Do you have an idea for that? Reasoning by contradiction does not seem easy to write.
Enumerate $A$ increasingly as $\{q_n, n\in \mathbb{N}\}$ (if $A$ is finite, there's no need to do this, because then the question is really easy).
Then the assumption is that $\displaystyle\sum \frac{1}{q_n}$ is a convergent series. But since its general term $\frac{1}{q_n}$ is decreasing, this implies $\frac{1}{q_n} = o(\frac{1}{n})$: $\frac{n}{q_n} \to 0$
Given $n$, pick $k$ such that $q_k \leq n < q_{k+1}$, then $\frac{1}{n} |(A\cap [1,n])| \leq \frac{1}{q_k} |(A\cap [1,q_k])| = \frac{k}{q_k} \to 0$ ($k$ tends to infinity when $n$ does)
Here's a cute proof. Let $c_n = |A\cap [1,n]|$ and $S_n=\sum_{a\in A\cap [1,n]}\frac 1a$. Our hypothesis is that $S_n$ converges.

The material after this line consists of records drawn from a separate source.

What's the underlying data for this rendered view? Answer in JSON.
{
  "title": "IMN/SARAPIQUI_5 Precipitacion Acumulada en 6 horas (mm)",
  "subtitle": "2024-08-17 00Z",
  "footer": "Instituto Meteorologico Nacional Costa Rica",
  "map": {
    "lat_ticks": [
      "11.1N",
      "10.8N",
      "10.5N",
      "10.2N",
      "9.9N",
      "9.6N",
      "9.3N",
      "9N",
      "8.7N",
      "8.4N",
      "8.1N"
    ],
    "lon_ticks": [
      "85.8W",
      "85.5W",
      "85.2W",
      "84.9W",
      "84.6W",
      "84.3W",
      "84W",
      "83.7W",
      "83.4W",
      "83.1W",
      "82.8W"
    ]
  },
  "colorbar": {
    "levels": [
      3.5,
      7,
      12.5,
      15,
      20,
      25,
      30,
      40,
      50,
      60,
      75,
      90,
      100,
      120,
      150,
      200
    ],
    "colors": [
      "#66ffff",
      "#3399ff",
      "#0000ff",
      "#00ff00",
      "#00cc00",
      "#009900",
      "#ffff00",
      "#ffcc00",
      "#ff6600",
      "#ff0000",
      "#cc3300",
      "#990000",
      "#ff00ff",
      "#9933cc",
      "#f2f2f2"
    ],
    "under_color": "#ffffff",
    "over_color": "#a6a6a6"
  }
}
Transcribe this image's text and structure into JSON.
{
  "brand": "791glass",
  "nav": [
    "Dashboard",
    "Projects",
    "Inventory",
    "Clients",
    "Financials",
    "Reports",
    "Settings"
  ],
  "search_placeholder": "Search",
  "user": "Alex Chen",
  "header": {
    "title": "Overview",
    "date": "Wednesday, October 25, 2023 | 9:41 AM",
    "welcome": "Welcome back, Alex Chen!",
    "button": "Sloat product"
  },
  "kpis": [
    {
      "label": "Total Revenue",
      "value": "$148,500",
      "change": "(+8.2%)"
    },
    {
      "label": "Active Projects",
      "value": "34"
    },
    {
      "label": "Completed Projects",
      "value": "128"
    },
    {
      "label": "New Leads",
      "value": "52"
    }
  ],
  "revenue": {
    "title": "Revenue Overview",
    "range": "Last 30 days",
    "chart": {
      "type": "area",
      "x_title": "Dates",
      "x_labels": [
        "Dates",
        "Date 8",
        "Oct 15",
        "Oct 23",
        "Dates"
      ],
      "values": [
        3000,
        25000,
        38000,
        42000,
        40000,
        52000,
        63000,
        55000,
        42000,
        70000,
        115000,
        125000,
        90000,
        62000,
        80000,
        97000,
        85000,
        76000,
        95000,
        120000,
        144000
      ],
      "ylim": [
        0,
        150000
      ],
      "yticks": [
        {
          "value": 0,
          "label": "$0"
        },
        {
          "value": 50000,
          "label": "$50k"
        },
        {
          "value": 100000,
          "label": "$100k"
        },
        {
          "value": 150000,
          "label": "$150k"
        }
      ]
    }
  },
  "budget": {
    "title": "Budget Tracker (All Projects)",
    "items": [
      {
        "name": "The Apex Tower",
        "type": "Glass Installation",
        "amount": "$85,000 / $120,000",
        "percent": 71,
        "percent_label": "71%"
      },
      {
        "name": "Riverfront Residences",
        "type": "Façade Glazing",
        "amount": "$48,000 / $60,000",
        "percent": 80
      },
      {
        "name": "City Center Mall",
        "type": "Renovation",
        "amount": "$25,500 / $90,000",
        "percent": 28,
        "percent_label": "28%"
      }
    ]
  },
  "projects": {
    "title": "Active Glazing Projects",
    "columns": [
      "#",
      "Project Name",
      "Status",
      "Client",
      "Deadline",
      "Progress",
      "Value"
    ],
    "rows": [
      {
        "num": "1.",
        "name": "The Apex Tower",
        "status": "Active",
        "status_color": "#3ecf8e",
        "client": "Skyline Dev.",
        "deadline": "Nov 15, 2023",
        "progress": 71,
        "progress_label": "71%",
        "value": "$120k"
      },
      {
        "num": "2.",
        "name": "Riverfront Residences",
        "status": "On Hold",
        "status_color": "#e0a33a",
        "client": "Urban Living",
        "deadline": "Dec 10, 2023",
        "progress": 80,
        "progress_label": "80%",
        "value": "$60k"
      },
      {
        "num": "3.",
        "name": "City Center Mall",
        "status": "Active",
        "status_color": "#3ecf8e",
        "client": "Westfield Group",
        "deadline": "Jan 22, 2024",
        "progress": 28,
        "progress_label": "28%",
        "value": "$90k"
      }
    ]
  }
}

Let $S_0=0$. Note that $$c_n = \sum_{k=1}^n 1_A(k)=\sum_{k=1}^n k\left(1_A(k)\frac 1k\right)=\sum_{k=1}^n k(S_k-S_{k-1}) = nS_n-\sum_{k=1}^{n-1}S_k$$
Thus $$\frac{c_n}n = S_n - \frac 1n \sum_{k=1}^{n-1}S_k$$
By Cesaro mean theorem, $\frac 1n \sum_{k=1}^{n-1}S_k$ converges to the same limit as $S_n$, hence $\lim_n \dfrac{c_n}n= 0$, which is what needed to be proved.